With this announcement, every major Ontario political party supports Hamilton's LRT plan and is committed to funding it.
By Ryan McGreal
Published July 29, 2016
It has been an interesting week on the light rail transit (LRT) front, but not for the reason you might think. Overlooked in the nonsense about Ward 8 Councillor Terry Whitehead's immediately-discredited [PDF] LRT "report" (about which the fewer words spilled, the better) was a much more important piece of news that clears one of the last remaining political hurdles for a successful implementation.
Patrick Brown, leader of the Ontario Progressive Conservative Party, announced this week that his party, if elected to form the provincial government after the 2018 election, would honour Hamilton's LRT funding commitment.
CBC Hamilton reports:
If the Conservative party wins the 2018 provincial election, Ontario party leader Patrick Brown says, it will still pay for Hamilton's $1 billion light rail transit (LRT) system — as long as that's still what city council wants.
The article quotes Brown responding to a question at the Flamborough Chamber of Commerce lunch this past Monday.
"It's incumbent on the province to be flexible about what the clear municipal will is," Brown said.
"But I think in this case, we have to respect the fact that there's a commitment to LRT, and I would honour that."
With this announcement, every major Ontario political party supports Hamilton's LRT plan and is committed to funding it. This eliminates the fear that the project could get de-funded based on the outcome of the next election, given that construction is set to start the following year, in 2019. It also undercuts the potential to entangle the LRT project into a partisan wedge issue.
This is a smart, pragmatic move for Brown and the PC Party. As I argued earlier this summer if the Tories want to convince Ontarians they are fit to govern, they need to stop trying to be the angry anti-urban party and demonstrate that they can represent the values and interests of a citizenry that now mostly lives in cities.
Philosophically, this should be a fairly easy sell. Cities are the main engines of economic development, and a combination of strategic infrastructure and sound policy unlocks the unique power of cities to multiply human ingenuity and productivity by bringing people into productive contact and leveraging the essential urban economies of scale, agglomeration, density, association and extension.
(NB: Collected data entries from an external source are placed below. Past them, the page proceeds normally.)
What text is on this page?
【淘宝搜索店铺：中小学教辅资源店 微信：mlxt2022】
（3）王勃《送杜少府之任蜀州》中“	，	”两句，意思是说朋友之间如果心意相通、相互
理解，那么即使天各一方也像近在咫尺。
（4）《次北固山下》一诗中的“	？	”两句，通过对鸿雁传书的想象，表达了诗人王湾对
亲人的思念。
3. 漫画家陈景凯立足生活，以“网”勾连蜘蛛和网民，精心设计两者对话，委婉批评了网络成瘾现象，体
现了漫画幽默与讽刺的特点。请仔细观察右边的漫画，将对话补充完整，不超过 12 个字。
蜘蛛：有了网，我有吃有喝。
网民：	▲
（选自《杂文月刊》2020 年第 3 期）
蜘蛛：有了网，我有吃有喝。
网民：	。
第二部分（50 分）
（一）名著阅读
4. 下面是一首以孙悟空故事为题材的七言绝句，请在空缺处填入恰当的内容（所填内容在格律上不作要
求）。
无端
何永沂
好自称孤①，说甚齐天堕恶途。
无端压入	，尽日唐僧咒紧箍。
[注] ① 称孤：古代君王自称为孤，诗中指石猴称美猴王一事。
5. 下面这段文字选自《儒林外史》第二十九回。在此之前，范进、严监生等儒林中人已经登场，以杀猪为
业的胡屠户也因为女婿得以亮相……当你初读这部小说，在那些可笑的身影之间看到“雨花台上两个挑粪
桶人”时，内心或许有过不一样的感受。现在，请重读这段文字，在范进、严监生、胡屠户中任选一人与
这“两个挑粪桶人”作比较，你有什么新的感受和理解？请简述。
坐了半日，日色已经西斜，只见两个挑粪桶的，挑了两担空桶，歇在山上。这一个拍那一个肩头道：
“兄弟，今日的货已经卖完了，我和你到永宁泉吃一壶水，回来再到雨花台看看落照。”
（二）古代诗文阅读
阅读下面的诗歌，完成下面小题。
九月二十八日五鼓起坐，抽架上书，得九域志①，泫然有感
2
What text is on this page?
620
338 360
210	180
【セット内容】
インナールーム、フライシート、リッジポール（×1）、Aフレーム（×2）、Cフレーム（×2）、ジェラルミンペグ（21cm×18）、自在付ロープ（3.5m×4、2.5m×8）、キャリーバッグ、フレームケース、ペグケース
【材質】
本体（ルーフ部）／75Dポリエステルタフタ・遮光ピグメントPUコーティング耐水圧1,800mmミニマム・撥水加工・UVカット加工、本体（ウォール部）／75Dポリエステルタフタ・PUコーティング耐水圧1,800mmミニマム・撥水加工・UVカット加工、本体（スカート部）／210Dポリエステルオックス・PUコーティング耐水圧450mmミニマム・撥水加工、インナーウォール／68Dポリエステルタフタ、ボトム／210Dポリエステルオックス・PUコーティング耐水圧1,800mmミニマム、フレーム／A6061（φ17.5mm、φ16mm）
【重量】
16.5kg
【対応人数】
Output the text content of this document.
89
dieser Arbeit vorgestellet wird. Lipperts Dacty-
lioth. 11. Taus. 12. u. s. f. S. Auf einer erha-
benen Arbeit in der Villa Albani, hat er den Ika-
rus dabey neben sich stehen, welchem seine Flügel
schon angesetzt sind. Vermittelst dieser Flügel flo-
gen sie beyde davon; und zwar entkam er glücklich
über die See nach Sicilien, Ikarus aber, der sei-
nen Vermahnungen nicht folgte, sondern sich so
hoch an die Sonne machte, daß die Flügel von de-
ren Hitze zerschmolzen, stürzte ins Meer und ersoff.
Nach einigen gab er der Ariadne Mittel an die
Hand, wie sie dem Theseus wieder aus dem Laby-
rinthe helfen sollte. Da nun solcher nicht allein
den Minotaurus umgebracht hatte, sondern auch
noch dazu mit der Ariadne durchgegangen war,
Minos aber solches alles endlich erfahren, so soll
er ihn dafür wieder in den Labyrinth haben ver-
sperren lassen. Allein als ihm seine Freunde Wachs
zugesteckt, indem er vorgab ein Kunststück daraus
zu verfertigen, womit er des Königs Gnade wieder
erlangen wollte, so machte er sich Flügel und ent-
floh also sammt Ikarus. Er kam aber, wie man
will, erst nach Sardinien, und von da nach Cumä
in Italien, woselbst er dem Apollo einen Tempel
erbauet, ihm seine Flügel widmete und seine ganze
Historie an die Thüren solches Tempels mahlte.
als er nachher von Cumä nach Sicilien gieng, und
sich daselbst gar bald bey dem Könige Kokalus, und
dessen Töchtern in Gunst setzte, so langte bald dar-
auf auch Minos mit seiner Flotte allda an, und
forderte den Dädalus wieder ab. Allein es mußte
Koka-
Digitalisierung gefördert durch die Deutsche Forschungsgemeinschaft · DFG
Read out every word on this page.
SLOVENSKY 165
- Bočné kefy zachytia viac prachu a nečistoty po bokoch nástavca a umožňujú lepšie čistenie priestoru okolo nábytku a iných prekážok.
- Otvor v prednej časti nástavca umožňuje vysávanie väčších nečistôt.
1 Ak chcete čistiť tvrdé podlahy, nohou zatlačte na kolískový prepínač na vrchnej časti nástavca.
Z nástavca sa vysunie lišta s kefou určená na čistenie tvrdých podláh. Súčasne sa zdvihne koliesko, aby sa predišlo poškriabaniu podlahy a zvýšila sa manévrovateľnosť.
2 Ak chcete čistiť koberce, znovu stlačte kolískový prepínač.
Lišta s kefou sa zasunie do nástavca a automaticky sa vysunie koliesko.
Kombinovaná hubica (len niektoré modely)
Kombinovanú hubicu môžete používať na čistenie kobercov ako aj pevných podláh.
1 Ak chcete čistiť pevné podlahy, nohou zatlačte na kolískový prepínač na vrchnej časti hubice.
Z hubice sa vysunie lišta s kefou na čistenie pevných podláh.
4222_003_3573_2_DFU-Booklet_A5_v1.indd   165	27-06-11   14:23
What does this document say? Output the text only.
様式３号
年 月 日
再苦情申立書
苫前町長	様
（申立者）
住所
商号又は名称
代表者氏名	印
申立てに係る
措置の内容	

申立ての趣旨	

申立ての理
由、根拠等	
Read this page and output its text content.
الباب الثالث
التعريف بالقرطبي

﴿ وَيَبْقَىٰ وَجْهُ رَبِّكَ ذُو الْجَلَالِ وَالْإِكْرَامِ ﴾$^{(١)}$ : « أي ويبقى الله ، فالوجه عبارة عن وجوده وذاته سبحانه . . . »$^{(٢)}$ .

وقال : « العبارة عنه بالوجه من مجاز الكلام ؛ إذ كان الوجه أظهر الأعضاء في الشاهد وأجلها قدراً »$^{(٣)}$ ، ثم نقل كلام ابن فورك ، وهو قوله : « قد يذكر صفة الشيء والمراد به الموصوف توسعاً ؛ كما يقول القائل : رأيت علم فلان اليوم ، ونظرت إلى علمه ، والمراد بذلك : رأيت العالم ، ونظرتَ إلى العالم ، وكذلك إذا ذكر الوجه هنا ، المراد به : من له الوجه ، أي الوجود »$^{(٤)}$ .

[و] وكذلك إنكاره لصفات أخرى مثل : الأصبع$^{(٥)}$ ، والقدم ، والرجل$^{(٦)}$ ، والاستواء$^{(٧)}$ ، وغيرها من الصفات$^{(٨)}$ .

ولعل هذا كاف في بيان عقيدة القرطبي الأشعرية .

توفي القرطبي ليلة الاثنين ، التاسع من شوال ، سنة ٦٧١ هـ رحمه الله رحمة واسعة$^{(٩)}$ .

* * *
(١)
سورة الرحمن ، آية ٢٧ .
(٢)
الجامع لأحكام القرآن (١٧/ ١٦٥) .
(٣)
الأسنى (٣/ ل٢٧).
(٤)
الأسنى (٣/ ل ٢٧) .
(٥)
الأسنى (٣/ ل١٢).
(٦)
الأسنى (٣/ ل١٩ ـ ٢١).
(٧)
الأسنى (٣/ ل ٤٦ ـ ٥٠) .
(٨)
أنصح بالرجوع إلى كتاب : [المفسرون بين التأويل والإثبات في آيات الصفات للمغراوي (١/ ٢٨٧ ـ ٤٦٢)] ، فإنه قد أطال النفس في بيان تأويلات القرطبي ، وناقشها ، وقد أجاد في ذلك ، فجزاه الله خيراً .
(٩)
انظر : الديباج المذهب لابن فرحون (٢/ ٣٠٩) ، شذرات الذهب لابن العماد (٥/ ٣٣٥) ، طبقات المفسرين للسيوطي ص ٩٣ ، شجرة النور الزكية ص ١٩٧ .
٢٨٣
As economist Edward Glaeser wrote in his book Triumph of the City, "Cities are the absence of physical space between people and companies. They are proximity, density, closeness. They enable us to work and play together, and their success depends on the demand for physical connection."
LRT feeds into that dynamic, not only by attracting new dense developments that bring a higher concentration of uses into close proximity, but also by making it easier for large numbers of people to travel quickly and conveniently between destinations in a highly space-efficient way.
Hamilton City Council began studying rapid transit in early 2008 after the Province established Metrolinx, an arms-length agency to coordinate rapid transit and regional express rail across the Greater Toronto and Hamilton Area, and committed to funding an ambitious new regional transportation plan.
Over the next several months, city staff conducted an extensive feasibility study comparing LRT and bus rapid transit on the east-west B-Line and the north-south A-Line, consulting with nearly 2,000 residents from across the City. They concluded that LRT would provide the biggest overall benefit, and that the B-Line should proceed first because it already had the highest transit ridership in the city.
Council agreed, and directed staff to begin designing an LRT plan to submit to the Province for funding. The Province provided $3 million in funding for the City to undertake the required Class Environmental Assessment. In 2011, Metrolinx released a Benefits Case Analysis that validated the City's LRT plan, and in 2013, Council formally voted to submit the plan to the Province for funding consideration.
However, constant political obstructionism from then-Mayor Bob Bratina sent the Province a signal that Hamilton was not ready for a funding commitment. A project as big and transformative as LRT needs a political champion to ensure success, and Hamilton did not have that champion in the mayor's office.
After a provincial election in 2014 that saw the Liberals win a majority, followed by the Mayoral election of LRT supporter Fred Eisenberger in late 2014, the local political context changed again and the Province announced full capital funding for a modified LRT plan in May 2015.
The approved and funded line runs east-west from McMaster University to Queenston Traffic Circle and north-south on James from King to the Waterfront.
After the funding announcement, Council voted to establish an LRT office and hire staff to work with Metrolinx on implementing the line. They also voted to sign a Memorandum of Agreement (MOA) with the Province, committing the City to work with the Province to streamline necessary approvals and also to establish land use and transportation policies that support the success of the LRT system.
In fact, Council has voted literally dozens of times in favour of LRT since this project began.
For those very few councillors who are suddenly asking whether the City should be looking at alternatives to the current plan, we must ask: what on earth did they think they were voting for over the past eight years?